Dibandingkan saudara dekatnya anoa pegunungan (Bubalus
quarlesi) anoa dataran rendah (Bubalus depressicornis) mempunyai
ukuran tubuh yang relatif lebih gemuk. Panjang tubuhnya sekitar
150 cm dengan tinggi sekitar 85 cm. Tanduk anoa dataran rendah
panjangnya 40 cm. Sedangkan berat tubuh anoa dataran rendah
mencapai 300 kg.
Anoa dataran rendah dapat hidup hingga mencapai usia 30
tahun yang matang secara seksual pada umur 2-3 tahun. Anoa
betina melahirkan satu bayi dalam setiap masa kehamilan. Masa
kehamilannya sendiri sekitar 9-10 bulan. Anak anoa akan
mengikuti induknya hingga berusia dewasa meskipun telah disapih
saat umur 9-10 bulan. Sehingga tidak jarang satu induk terlihat
bersama dengan 2 anak anoa yang berbeda usia.
Habitat anoa dataran rendah mulai dari hutan pantai sampai
dengan hutan dataran tinggi dengan ketinggian 1000 mdpl. Anoa
menyukai daerah hutan ditepi sungai atau danau mengingat satwa
langka yang dilindungi ini selain membutuhkan air untuk minum
juga gemar berendam ketika sinar matahari menyengat.

4
B. Anoa Pegunungan (Bubalus depressicornis)
Anoa pegunungan (Bubalus quarlesi) memiliki nama lain
seperti Mountain Anoa, Anoa de montagne, Anoa de Quarle,
Berganoa, dan Anoa de montaña. Dalam bahasa latin anoa
pegunungan disebut Bubalus quarlesi.
Ukuran tubuh anoa pegunungan lebih ramping dibandingkan
anoa dataran rendah. Panjang tubuhnya sekitar 122-153 cm dengan
tinggi sekitar 75 cm. Panjang tanduk anoa pegunungan sekitar 27
cm dengan berat tubuh dewasa sekitar 150 kg. Anoa pegunungan
berusia antara 20-25 tahun yang matang secara seksual saat berusia
2-3 tahun. Masa kehamilan anoa pegunungan sama dengan anoa
dataran rendah yaitu 9-10 bulan dengan hanya satu anak ditiap
kehamilan. Anak anoa akan mengikuti induknya hingga berusia
dewasa meskipun telah disapih saat umur 9-10 bulan. Sehingga
tidak jarang satu induk terlihat bersama dengan 2 anak anoa yang
berbeda usia.
Anoa pegunungan berhabitat di hutan dataran tinggi hingga
mencapai ketinggian 3000 mdpl.

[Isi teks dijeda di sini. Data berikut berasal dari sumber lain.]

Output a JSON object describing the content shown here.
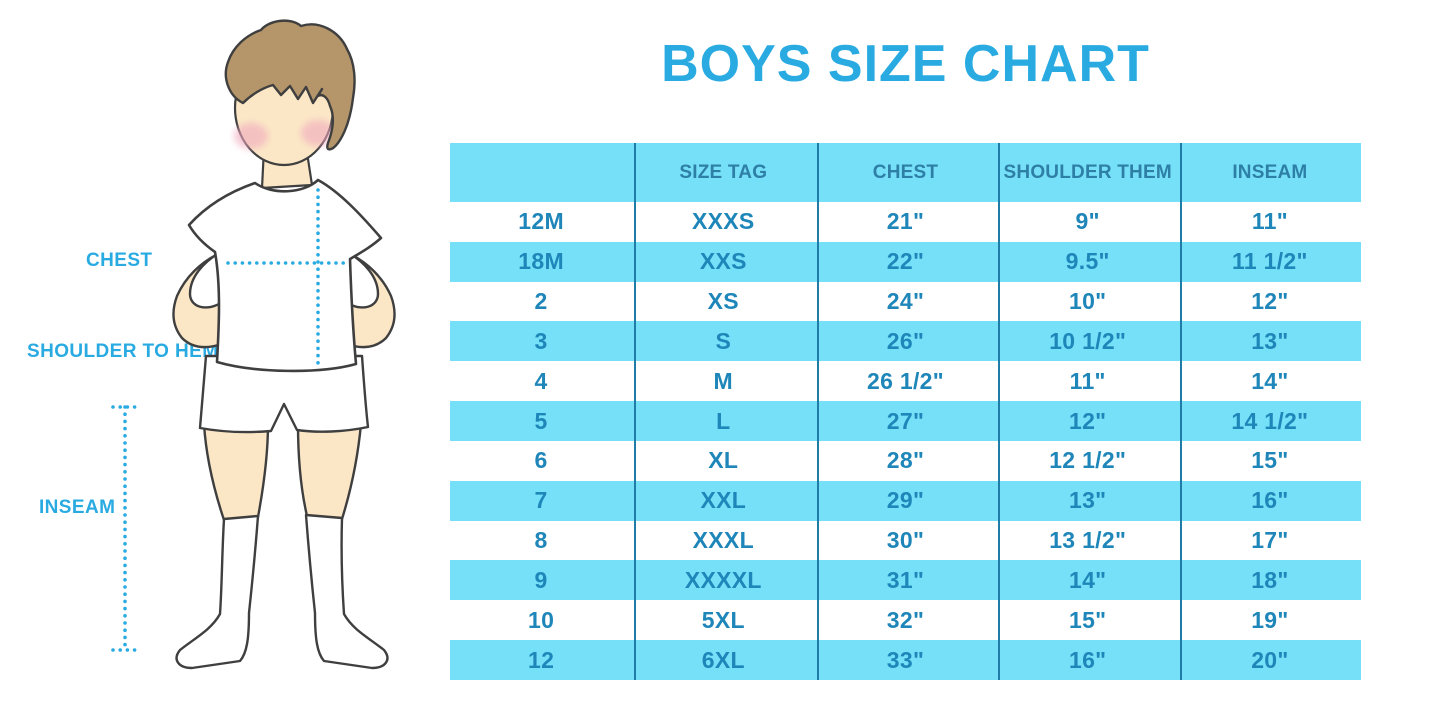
{
  "title": "BOYS SIZE CHART",
  "diagram": {
    "labels": {
      "chest": "CHEST",
      "shoulder_to_hem": "SHOULDER TO HEM",
      "inseam": "INSEAM"
    },
    "figure": "boy-cartoon-front-white-tshirt-shorts-knee-socks"
  },
  "table": {
    "headers": [
      "",
      "SIZE TAG",
      "CHEST",
      "SHOULDER THEM",
      "INSEAM"
    ],
    "rows": [
      [
        "12M",
        "XXXS",
        "21\"",
        "9\"",
        "11\""
      ],
      [
        "18M",
        "XXS",
        "22\"",
        "9.5\"",
        "11 1/2\""
      ],
      [
        "2",
        "XS",
        "24\"",
        "10\"",
        "12\""
      ],
      [
        "3",
        "S",
        "26\"",
        "10 1/2\"",
        "13\""
      ],
      [
        "4",
        "M",
        "26 1/2\"",
        "11\"",
        "14\""
      ],
      [
        "5",
        "L",
        "27\"",
        "12\"",
        "14 1/2\""
      ],
      [
        "6",
        "XL",
        "28\"",
        "12 1/2\"",
        "15\""
      ],
      [
        "7",
        "XXL",
        "29\"",
        "13\"",
        "16\""
      ],
      [
        "8",
        "XXXL",
        "30\"",
        "13 1/2\"",
        "17\""
      ],
      [
        "9",
        "XXXXL",
        "31\"",
        "14\"",
        "18\""
      ],
      [
        "10",
        "5XL",
        "32\"",
        "15\"",
        "19\""
      ],
      [
        "12",
        "6XL",
        "33\"",
        "16\"",
        "20\""
      ]
    ]
  },
  "colors": {
    "accent_blue": "#29ABE2",
    "row_light_blue": "#75E0F8",
    "cell_text_blue": "#1F86B9",
    "header_text_blue": "#2E7FA6",
    "separator_blue": "#1E7CA6",
    "skin": "#FBE7C6",
    "hair_brown": "#B5956A",
    "blush_pink": "#F0A8BE",
    "outline": "#3F3F3F"
  }
}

Meski begitu, terkadang anoa
pegunungan turun ke pantai untuk mencari garam yang dibutuhkan
metabolismenya.
Anoa pegunungan cenderung lebih aktif pada pagi hari, dan
beristirahat saat tengah hari. Anoa sering berlindung di bawah
pohon-pohon besar, di bawah batu menjorok, dan dalam ruang di
bawah akar pohon atau berkubang di lumpur dan kolam. Tanduk
anoa digunakan untuk menyibak semak-semak atau menggali tanah
Benjolan permukaan depan tanduk digunakan untuk menunjukkan
dominasi, sedangkan pada saat perkelahian, bagian ujung yang
tajam menusuk ke atas digunakan dalam upaya untuk melukai
lawan. Ketika bersemangat, anoa pegunungan mengeluarkan suara
“moo”.

5
2.2. Populasi dan Konservatif

Populasi anoa kian tahun kian menurun. Bahkan belakangan ini


anoa dataran rendah sudah tak terlihat lagi. Hewan ini memang telah
dikategorikan IUCN Redelist dalam status konservasi “endangered”
(Terancam Punah) sejak tahun 1986.
Selain itu CITES juga memasukkan kedua satwa langka ini dalam
Apendiks I yang berarti tidak boleh diperjualbelikan. Pemerintah
Indonesia juga memasukkan anoa sebagai salah satu satwa yang dilindungi
dalam Peraturan Pemerintah (PP) Republik Indonesia Nomor 7 Tahun
1999 tentang Pengawetan Jenis Tumbuhan dan Satwa.
Beberapa daerah yang masih terdapat satwa langka yang dilindungi
ini antaranya adalah Cagar Alam Gunung Lambusango, Taman Nasional
Lore-Lindu dan TN Rawa Aopa Watumohai (beberapa pihak menduga
sudah punah).
Sebenarnya, anoa tidak memiliki musuh (predator) alami. Namun
penurunan populasi ini lebih disebabkan karena deforestasi hutan
(pembukaan lahan pertanian dan perkebunan) dan perburuan liar untuk
mengambil daging, tanduk, dan kulit anoa.
Terlebih penangkaran anoa termasuk sulit. Karena anoa bersifat
tertutup dan mudah merasa terganggu dengan keberadaan manusia. Inilah
yang menyebabkan usaha penangkaran anoa yang diprakarsai masyarakat
Kabupaten Buton dan Konawe Selatan dibantu pihak BKSDA, mengalami
kegagalan.
Saat ini upaya untuk dapat menangkarkan anoa masih terus
berjalan. Namun untuk dapat membuat anoa tetap lestari perlu tindakan
untuk memberantas faktor-faktor pengganggu seperti deforstasi hutan dan
perburuan liar.
Kebutuhan untuk penegakan hokum amat mempengaruhi
kelangsungan hidup anoa. Selain itu perhatian masyarakat sekitar juga
dibutuhkan. Karena kurangnya perhatian masyarakat dapat berakibat fatal
bagi hidup satwa ini.

6
BAB III PENUTUP

3.1. Kesimpulan

Anoa adalah satwa andemik Pulau Sulawesi yang nyaris punah.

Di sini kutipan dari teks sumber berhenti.